The vibe is bleak. Monsters show up often, but the real horror is existential and theological. It shows faith breaking down, reality bending, and the sense that God might not be what anyone thinks He is. Any moment of safety gets erased fast and hope is in short supply by design.

That said, it’s long. Like, 700 pages long. And you feel it. The structure starts to repeat: arrive somewhere strange, encounter a horrifying mythological entity, people die horribly, survivors move on, repeat. Not every encounter feels necessary, and some conversations circle the same questions about faith and evil without really moving things forward. I liked the ideas being explored, but there were stretches where it felt like a lot of words to cover familiar ground.

The characters are interesting, but not always fully developed. Dietmar’s grief and guilt drive the story, but his motivations feel a bit muddy. Razin, on the other hand, is fantastic. Lüthi’s knowledge of Islamic philosophy really shines through him. Still, it can be frustrating that Razin, who clearly understands more than anyone, constantly withholds insight. I get that uncertainty is a theme here, but sometimes I just wanted someone to try and put the pieces together on the page and for people to communicate.

Pilgrim has issues. It’s too long. It repeats itself and drags in the middle. It could’ve been tighter. But it’s also bold, deeply researched, and unique. I’m really glad I read it, and I’ll absolutely be checking out more from Lüthi.




Published June 23, 2025; 219 pages (Kindle Edition)
Genre: Romantic Fantasy

Reflections of Lilje Damselfly has a solid idea. Lilje is a water nymph suffering from a chronic illness and constant pain. Her father sends her to an Edwardian spa retreat to live among humans and, hopefully, get better. This means learning human customs, clothing (important), and social norms. Some of this is played for gentle humor, and it mostly works.

Lilje is a likable protagonist. Her illness forces her to leave her family and familiar surroundings, and that sense of loss comes through. The book takes a warm, affirming approach to disability and chronic pain, and despite the subject matter, the overall tone stays light and comforting. There’s also a sapphic romance, which develops without much melodrama (well, there's just a bit of it). This is very much a feel-good story.

Unfortunately, the execution didn’t work for me. The stakes are close to non-existent, and there’s no real urgency to the plot. Things happen, but rarely feel like they matter much.

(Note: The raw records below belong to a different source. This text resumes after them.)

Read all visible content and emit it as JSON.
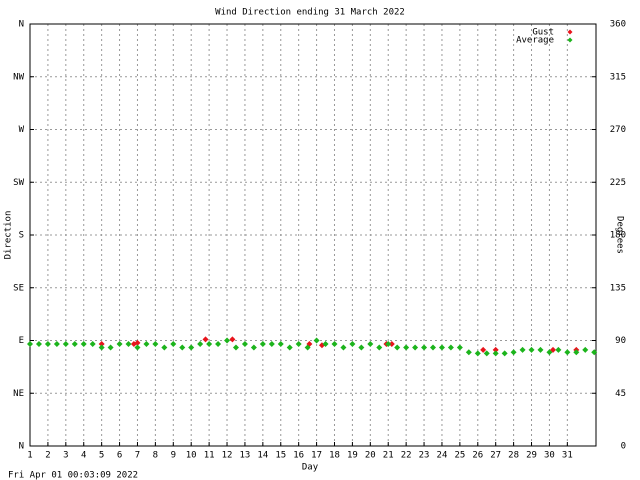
{
  "chart_data": {
    "type": "scatter",
    "title": "Wind Direction ending 31 March 2022",
    "xlabel": "Day",
    "ylabel": "Direction",
    "y2label": "Degrees",
    "footer": "Fri Apr 01 00:03:09 2022",
    "xlim": [
      1,
      32.6
    ],
    "ylim": [
      0,
      360
    ],
    "y2lim": [
      0,
      360
    ],
    "xticks": [
      1,
      2,
      3,
      4,
      5,
      6,
      7,
      8,
      9,
      10,
      11,
      12,
      13,
      14,
      15,
      16,
      17,
      18,
      19,
      20,
      21,
      22,
      23,
      24,
      25,
      26,
      27,
      28,
      29,
      30,
      31
    ],
    "yticks": [
      {
        "value": 0,
        "label": "N"
      },
      {
        "value": 45,
        "label": "NE"
      },
      {
        "value": 90,
        "label": "E"
      },
      {
        "value": 135,
        "label": "SE"
      },
      {
        "value": 180,
        "label": "S"
      },
      {
        "value": 225,
        "label": "SW"
      },
      {
        "value": 270,
        "label": "W"
      },
      {
        "value": 315,
        "label": "NW"
      },
      {
        "value": 360,
        "label": "N"
      }
    ],
    "y2ticks": [
      0,
      45,
      90,
      135,
      180,
      225,
      270,
      315,
      360
    ],
    "grid": true,
    "legend": "upper right",
    "series": [
      {
        "name": "Gust",
        "color": "#e8141c",
        "x": [
          5,
          6.8,
          7,
          10.8,
          12.3,
          16.6,
          17.3,
          20.9,
          21.2,
          26.3,
          27,
          30.2,
          31.5
        ],
        "values": [
          87,
          87,
          88,
          91,
          91,
          87,
          86,
          87,
          87,
          82,
          82,
          82,
          82
        ]
      },
      {
        "name": "Average",
        "color": "#1cb41c",
        "x": [
          1,
          1.5,
          2,
          2.5,
          3,
          3.5,
          4,
          4.5,
          5,
          5.5,
          6,
          6.5,
          7,
          7.5,
          8,
          8.5,
          9,
          9.5,
          10,
          10.5,
          11,
          11.5,
          12,
          12.5,
          13,
          13.5,
          14,
          14.5,
          15,
          15.5,
          16,
          16.5,
          17,
          17.5,
          18,
          18.5,
          19,
          19.5,
          20,
          20.5,
          21,
          21.5,
          22,
          22.5,
          23,
          23.5,
          24,
          24.5,
          25,
          25.5,
          26,
          26.5,
          27,
          27.5,
          28,
          28.5,
          29,
          29.5,
          30,
          30.5,
          31,
          31.5,
          32,
          32.5
        ],
        "values": [
          87,
          87,
          87,
          87,
          87,
          87,
          87,
          87,
          84,
          84,
          87,
          87,
          84,
          87,
          87,
          84,
          87,
          84,
          84,
          87,
          87,
          87,
          90,
          84,
          87,
          84,
          87,
          87,
          87,
          84,
          87,
          84,
          90,
          87,
          87,
          84,
          87,
          84,
          87,
          84,
          87,
          84,
          84,
          84,
          84,
          84,
          84,
          84,
          84,
          80,
          79,
          79,
          79,
          79,
          80,
          82,
          82,
          82,
          80,
          82,
          80,
          80,
          82,
          80
        ]
      }
    ]
  }
}
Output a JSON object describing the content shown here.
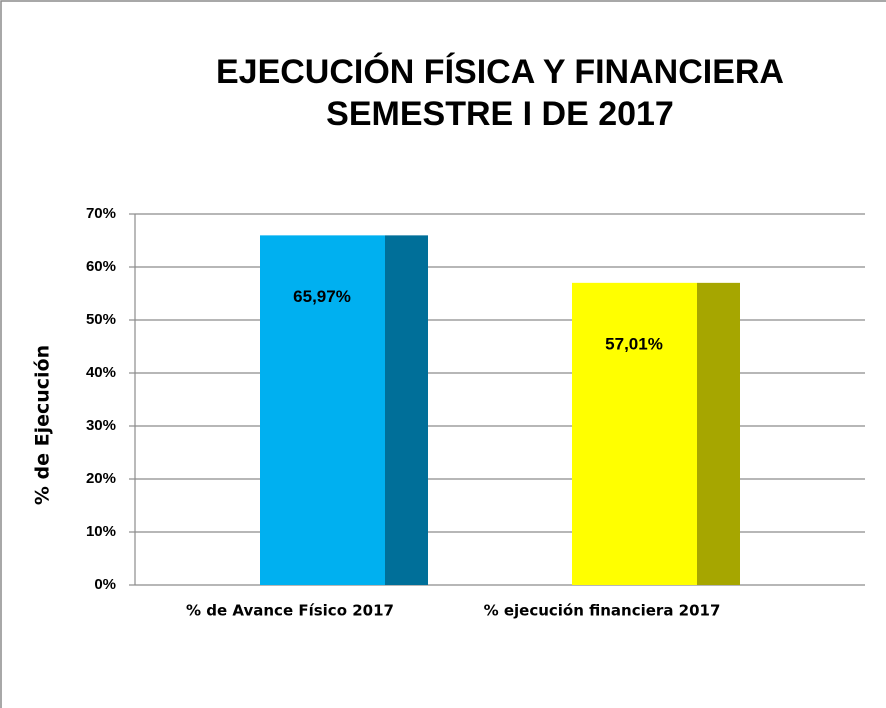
{
  "chart_data": {
    "type": "bar",
    "title": [
      "EJECUCIÓN FÍSICA Y FINANCIERA",
      "SEMESTRE I DE 2017"
    ],
    "y_label": "% de Ejecución",
    "categories": [
      "% de Avance Físico 2017",
      "% ejecución financiera 2017"
    ],
    "values": [
      65.97,
      57.01
    ],
    "value_labels": [
      "65,97%",
      "57,01%"
    ],
    "colors": [
      "#00b0f0",
      "#ffff00"
    ],
    "side_colors": [
      "#006f99",
      "#a6a600"
    ],
    "ylim": [
      0,
      70
    ],
    "yticks": [
      {
        "value": 0,
        "label": "0%"
      },
      {
        "value": 10,
        "label": "10%"
      },
      {
        "value": 20,
        "label": "20%"
      },
      {
        "value": 30,
        "label": "30%"
      },
      {
        "value": 40,
        "label": "40%"
      },
      {
        "value": 50,
        "label": "50%"
      },
      {
        "value": 60,
        "label": "60%"
      },
      {
        "value": 70,
        "label": "70%"
      }
    ],
    "grid": true
  }
}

The characters are pleasant but shallow, and most of them don’t develop beyond a single defining trait. Even at just over 200 pages, the book feels over-written*. There’s a lot of description, a lot of explanation, and very little momentum.

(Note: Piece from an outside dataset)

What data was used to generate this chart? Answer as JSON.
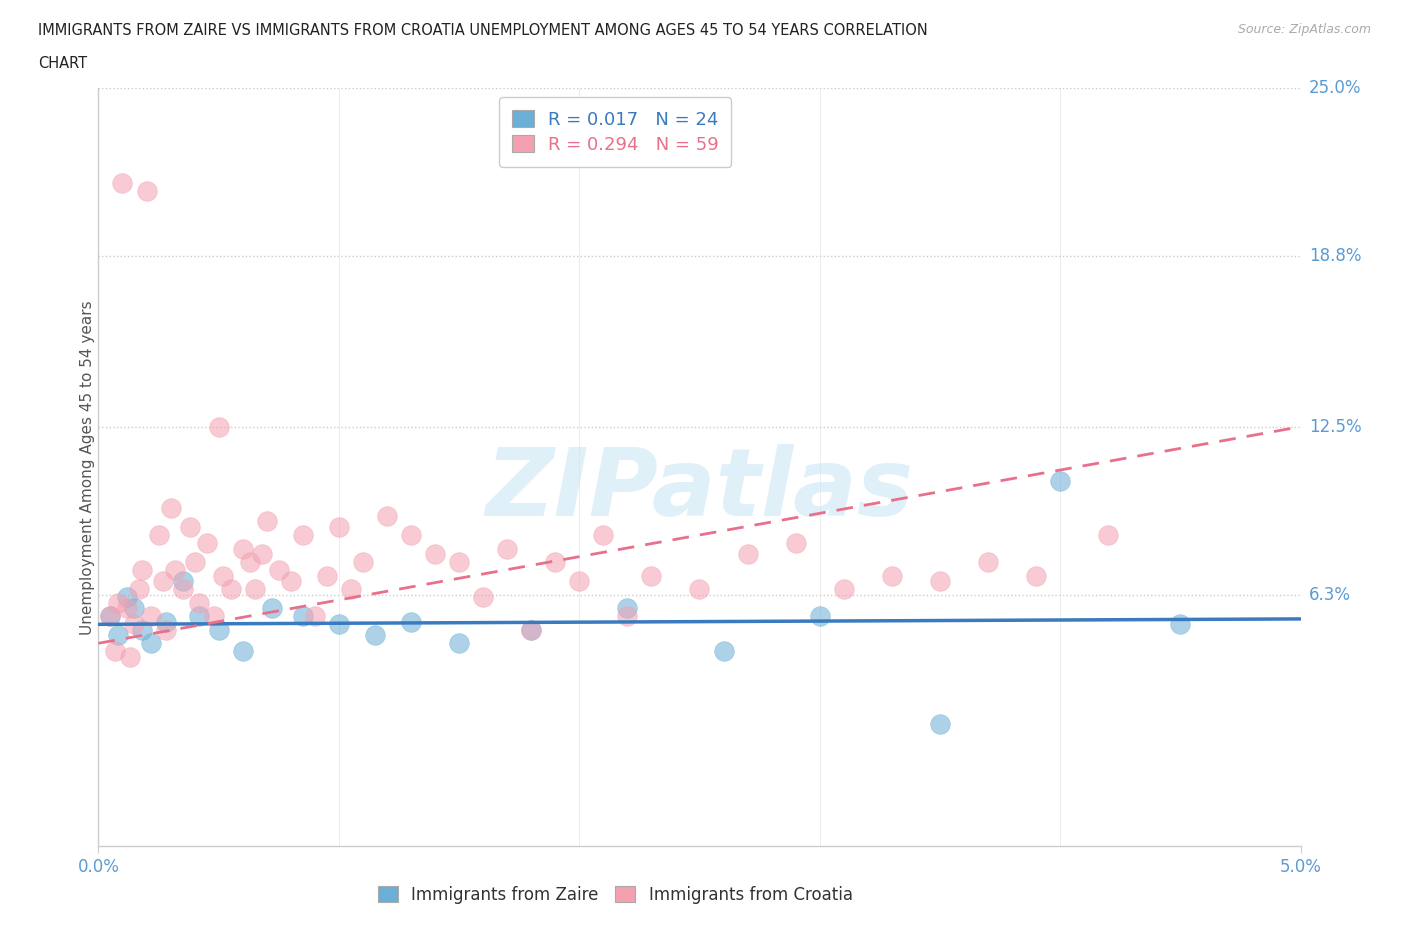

I understand the story is, above all, about coping with disability and it can be therapeutical. With that said, I wasn't impressed by writing about disability. Lilje tells us she’s in pain. Often. But we rarely feel it through the scenes themselves. Combined with the slow pacing, this made the reading experience feel flat.

If you’re looking for an easy, cozy read with a warm take on disability, self-acceptance, and finding love despite hardship and illness, this might work for you. If you’re hoping for tension, depth, or a tighter plotting, it probably won’t.

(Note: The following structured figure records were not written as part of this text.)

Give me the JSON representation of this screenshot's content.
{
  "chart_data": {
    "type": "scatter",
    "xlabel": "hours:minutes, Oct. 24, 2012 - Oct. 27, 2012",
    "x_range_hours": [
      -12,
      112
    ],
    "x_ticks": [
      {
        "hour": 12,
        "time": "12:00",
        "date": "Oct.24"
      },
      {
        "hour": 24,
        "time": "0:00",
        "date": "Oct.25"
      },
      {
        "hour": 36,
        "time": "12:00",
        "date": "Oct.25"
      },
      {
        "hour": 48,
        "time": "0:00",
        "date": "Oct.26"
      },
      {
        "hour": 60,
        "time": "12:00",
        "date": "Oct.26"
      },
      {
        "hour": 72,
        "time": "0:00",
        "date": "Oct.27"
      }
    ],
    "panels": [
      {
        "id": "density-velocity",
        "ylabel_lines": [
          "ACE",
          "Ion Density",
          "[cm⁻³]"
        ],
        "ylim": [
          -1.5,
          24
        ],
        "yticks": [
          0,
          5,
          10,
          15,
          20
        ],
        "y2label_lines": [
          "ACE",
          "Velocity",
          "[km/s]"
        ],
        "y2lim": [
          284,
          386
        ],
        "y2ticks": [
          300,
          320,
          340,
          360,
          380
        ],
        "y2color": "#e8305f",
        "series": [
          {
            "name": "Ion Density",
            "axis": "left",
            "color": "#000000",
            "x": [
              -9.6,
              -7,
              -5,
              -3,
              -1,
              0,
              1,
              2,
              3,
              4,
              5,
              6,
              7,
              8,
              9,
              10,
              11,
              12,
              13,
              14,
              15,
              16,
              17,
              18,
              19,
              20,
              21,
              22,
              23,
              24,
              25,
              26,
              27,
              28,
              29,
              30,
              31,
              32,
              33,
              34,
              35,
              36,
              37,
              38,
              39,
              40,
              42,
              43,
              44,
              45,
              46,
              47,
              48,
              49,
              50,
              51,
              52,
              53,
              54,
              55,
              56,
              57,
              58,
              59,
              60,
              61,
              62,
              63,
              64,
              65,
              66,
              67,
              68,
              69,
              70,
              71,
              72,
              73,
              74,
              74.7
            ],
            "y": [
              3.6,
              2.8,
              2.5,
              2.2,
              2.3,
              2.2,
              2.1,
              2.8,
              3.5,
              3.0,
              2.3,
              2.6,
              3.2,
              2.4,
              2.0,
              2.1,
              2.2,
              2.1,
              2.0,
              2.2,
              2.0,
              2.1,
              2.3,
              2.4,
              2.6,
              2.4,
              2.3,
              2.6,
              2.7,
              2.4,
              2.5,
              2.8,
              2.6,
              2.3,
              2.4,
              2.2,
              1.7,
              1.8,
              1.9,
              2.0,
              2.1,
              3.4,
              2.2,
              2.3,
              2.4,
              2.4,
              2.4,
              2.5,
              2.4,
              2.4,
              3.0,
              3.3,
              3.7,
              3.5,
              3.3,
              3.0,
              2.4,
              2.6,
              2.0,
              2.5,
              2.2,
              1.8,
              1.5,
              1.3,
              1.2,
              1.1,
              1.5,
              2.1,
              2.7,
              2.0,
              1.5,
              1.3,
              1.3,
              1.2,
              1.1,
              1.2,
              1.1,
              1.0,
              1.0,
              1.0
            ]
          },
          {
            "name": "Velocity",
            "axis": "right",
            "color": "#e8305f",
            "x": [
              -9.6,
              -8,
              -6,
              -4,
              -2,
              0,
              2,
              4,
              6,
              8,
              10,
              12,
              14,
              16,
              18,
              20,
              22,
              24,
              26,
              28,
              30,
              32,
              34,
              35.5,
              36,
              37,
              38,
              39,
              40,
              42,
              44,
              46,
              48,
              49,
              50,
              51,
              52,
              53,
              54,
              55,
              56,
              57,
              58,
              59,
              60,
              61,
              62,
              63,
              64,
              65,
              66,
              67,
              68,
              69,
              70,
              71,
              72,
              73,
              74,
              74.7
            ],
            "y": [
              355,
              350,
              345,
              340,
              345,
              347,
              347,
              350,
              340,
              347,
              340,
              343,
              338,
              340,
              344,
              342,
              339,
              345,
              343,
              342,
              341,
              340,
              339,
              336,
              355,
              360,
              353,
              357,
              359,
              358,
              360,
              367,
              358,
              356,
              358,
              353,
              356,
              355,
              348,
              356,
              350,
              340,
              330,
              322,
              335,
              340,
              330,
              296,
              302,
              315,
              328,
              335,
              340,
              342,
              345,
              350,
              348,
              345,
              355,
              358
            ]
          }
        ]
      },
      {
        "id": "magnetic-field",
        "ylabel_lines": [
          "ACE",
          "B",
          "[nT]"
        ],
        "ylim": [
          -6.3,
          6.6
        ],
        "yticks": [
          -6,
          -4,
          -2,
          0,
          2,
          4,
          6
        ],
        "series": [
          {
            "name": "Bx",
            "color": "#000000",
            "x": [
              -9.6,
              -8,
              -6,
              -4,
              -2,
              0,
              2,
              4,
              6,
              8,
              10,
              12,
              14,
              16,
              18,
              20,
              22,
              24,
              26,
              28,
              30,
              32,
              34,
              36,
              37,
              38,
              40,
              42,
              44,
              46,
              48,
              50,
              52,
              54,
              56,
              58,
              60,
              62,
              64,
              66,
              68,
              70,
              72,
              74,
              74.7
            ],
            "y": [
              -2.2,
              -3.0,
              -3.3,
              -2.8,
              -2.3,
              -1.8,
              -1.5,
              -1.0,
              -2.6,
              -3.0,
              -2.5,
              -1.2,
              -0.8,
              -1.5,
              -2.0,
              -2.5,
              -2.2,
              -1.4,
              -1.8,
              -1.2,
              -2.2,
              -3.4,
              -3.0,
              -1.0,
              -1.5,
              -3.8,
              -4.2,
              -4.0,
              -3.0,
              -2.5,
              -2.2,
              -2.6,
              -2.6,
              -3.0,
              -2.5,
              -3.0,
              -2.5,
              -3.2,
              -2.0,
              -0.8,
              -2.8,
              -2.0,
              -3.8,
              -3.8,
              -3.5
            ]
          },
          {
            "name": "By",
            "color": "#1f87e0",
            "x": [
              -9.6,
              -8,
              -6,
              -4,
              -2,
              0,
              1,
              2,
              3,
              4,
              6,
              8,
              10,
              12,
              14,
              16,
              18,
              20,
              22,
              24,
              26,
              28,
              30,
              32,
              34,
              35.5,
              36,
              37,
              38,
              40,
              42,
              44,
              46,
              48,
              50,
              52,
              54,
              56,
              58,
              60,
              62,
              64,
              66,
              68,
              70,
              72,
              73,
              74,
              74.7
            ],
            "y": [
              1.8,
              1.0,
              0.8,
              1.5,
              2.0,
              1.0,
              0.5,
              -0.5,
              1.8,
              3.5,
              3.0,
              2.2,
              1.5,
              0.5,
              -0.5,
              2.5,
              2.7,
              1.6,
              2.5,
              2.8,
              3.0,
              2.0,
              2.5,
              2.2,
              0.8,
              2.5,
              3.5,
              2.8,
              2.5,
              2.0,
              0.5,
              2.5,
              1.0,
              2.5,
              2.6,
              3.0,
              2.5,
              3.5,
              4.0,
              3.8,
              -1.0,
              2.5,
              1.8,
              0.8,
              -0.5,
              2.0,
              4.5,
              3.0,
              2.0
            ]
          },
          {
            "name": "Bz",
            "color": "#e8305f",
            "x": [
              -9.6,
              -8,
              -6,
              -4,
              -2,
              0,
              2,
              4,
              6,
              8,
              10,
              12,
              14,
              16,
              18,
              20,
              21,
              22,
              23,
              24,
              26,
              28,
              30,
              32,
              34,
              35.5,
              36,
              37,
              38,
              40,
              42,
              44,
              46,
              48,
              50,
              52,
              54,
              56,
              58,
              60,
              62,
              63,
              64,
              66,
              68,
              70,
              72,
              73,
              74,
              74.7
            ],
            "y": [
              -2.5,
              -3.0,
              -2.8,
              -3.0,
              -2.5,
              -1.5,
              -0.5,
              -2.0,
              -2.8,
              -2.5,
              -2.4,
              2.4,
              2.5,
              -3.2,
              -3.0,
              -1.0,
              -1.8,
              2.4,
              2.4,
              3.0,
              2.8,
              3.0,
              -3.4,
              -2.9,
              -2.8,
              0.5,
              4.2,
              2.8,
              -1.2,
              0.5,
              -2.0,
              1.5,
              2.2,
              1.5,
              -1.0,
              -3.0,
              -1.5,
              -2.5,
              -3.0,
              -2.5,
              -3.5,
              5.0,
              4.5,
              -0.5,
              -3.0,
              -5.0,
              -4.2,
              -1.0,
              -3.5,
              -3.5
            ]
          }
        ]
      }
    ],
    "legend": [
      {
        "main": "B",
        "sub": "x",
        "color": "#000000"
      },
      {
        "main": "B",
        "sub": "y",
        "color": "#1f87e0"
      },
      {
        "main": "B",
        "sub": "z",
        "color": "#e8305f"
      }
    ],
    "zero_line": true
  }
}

* After checking GR reviews, I'm definitely in the minority. Most readers loved lyrical writing.

*---------------*---------------*---------------*


Verdict

The books in my batch were solid, but, being perfectly honest, only one impressed me. So, without further ado, our first semi-finalist is:


Pilgrim by Mitchell Luthi. Congratulations to Mitchell Luthi and commiserations to the fallen.